Insgesamt 24.190 Waggons mit Exportgütern warten darauf, die ukrainische Westgrenze zu überqueren. Das geht aus Daten der staatlichen Eisenbahngesellschaft hervor, die bisher nicht veröffentlicht wurden und die die Nachrichtenagentur Reuters jetzt auswerten konnte.
Da durch die russische Invasion die Südküste des Landes mit den wichtigsten Häfen blockiert ist, hat die Ukraine große Schwierigkeiten, ihre Güter auszuführen. Kiew sucht deshalb nach alternativen Routen auf dem Landweg. Allerdings wird dies durch logistische Herausforderungen und bürokratische Hürden behindert, wie Industrievertreter und Rohstoffhändler beklagen.
10.320 Waggons – also etwa die Hälfte der Gesamtzahl – warten an einem Knotenpunkt in der Nähe des Dorfes Izov, sagt Walerij Tkatschow von der staatlichen Eisenbahngesellschaft Ukrsalisnyzja. Der wichtigste Eisenbahngrenzübergang nach Polen liegt etwa 130 Kilometer nördlich von Lwiw und gilt als Tor zum polnischen Seehafen Danzig.

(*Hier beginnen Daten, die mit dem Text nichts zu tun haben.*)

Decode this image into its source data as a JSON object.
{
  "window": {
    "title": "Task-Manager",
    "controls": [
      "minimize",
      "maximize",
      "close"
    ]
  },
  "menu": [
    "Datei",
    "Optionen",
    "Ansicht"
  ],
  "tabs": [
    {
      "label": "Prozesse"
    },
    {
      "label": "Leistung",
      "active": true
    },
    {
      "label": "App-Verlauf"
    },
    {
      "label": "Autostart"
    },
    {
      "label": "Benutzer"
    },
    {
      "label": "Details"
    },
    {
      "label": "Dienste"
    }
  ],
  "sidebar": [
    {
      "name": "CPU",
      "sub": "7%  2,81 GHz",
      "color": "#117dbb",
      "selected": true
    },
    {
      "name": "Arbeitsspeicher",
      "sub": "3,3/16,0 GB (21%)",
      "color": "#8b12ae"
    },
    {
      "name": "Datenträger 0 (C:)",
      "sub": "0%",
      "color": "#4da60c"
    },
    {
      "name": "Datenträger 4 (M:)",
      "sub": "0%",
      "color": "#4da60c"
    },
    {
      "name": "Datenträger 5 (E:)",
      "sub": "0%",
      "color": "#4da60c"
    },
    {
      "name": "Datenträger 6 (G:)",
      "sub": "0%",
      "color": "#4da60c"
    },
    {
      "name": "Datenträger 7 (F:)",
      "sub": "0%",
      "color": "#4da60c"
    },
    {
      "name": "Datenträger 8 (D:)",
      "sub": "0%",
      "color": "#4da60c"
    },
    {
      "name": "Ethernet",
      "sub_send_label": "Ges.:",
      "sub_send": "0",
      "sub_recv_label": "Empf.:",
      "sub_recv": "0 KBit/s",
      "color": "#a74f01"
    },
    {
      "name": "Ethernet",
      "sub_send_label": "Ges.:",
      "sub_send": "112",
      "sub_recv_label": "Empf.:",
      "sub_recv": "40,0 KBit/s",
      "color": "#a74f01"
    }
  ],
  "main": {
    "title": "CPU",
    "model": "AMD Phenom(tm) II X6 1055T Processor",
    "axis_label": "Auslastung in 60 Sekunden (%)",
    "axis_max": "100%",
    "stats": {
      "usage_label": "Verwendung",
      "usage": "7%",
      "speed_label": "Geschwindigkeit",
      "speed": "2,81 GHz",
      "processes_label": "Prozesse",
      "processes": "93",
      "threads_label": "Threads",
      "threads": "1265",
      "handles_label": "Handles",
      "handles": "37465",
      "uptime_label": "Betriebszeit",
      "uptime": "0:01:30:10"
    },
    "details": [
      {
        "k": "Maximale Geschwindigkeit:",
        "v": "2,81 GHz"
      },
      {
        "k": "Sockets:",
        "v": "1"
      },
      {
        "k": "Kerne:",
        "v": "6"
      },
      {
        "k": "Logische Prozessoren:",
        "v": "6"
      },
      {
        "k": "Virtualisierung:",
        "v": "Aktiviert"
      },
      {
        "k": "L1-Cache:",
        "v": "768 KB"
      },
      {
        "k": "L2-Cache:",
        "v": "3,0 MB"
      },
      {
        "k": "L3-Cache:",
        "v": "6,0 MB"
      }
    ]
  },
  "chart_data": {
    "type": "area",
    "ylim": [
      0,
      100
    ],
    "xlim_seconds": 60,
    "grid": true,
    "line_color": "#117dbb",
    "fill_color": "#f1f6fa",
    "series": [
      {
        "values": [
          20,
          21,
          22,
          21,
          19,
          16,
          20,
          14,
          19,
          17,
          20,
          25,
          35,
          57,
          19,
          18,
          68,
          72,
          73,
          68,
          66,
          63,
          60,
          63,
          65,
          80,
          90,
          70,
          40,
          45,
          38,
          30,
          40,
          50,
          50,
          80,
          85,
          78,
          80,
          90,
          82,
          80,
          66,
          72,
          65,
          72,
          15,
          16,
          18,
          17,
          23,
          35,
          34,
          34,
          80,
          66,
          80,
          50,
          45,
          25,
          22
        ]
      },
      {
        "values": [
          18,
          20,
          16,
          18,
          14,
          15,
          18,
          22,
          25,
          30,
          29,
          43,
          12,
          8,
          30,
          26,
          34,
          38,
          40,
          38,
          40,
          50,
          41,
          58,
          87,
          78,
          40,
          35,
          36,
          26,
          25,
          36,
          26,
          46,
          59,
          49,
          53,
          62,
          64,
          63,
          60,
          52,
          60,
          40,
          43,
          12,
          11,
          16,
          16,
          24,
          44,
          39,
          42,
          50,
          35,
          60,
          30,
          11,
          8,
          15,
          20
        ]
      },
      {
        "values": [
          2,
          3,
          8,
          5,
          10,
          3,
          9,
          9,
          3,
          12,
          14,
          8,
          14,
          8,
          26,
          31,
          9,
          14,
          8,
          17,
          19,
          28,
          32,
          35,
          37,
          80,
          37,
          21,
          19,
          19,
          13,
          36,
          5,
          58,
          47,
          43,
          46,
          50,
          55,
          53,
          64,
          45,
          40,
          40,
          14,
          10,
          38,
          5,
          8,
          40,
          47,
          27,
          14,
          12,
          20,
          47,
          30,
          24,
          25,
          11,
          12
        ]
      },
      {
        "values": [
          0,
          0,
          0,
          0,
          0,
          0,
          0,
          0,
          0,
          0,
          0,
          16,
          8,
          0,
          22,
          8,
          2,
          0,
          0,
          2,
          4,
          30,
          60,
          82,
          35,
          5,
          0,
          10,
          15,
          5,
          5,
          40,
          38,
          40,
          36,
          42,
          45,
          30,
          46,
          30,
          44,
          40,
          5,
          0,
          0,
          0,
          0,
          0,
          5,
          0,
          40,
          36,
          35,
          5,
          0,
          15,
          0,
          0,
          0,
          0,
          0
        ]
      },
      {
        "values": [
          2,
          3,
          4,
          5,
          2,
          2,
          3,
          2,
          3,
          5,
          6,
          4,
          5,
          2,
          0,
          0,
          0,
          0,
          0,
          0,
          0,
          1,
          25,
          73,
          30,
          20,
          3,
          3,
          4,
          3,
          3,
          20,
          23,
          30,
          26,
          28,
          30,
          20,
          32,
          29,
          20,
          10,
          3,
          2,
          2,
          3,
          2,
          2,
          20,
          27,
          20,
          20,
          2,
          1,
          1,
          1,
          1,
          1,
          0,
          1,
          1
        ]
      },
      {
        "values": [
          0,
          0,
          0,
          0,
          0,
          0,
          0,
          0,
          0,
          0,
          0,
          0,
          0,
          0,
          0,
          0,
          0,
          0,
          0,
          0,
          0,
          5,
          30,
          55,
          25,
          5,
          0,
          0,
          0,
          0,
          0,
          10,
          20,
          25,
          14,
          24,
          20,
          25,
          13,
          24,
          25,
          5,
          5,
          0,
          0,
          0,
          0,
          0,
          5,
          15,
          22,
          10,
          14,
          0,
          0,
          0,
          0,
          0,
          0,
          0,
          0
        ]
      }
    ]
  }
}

Ein Hauptproblem ist die schiere Menge an Gütern, die umgeleitet werden muss. Dafür fehlen Waggons und Personal, sagen Insider aus Wirtschaft und Regierung. Die Ukraine, einer der größten Getreideexporteure der Welt, hat vor dem Krieg 98 Prozent des Korns über das Schwarze Meer exportiert. Nur ein Bruchteil der Ausfuhren wurde mit der Bahn befördert, auch weil die Transportkosten hier höher sind als auf dem Seeweg.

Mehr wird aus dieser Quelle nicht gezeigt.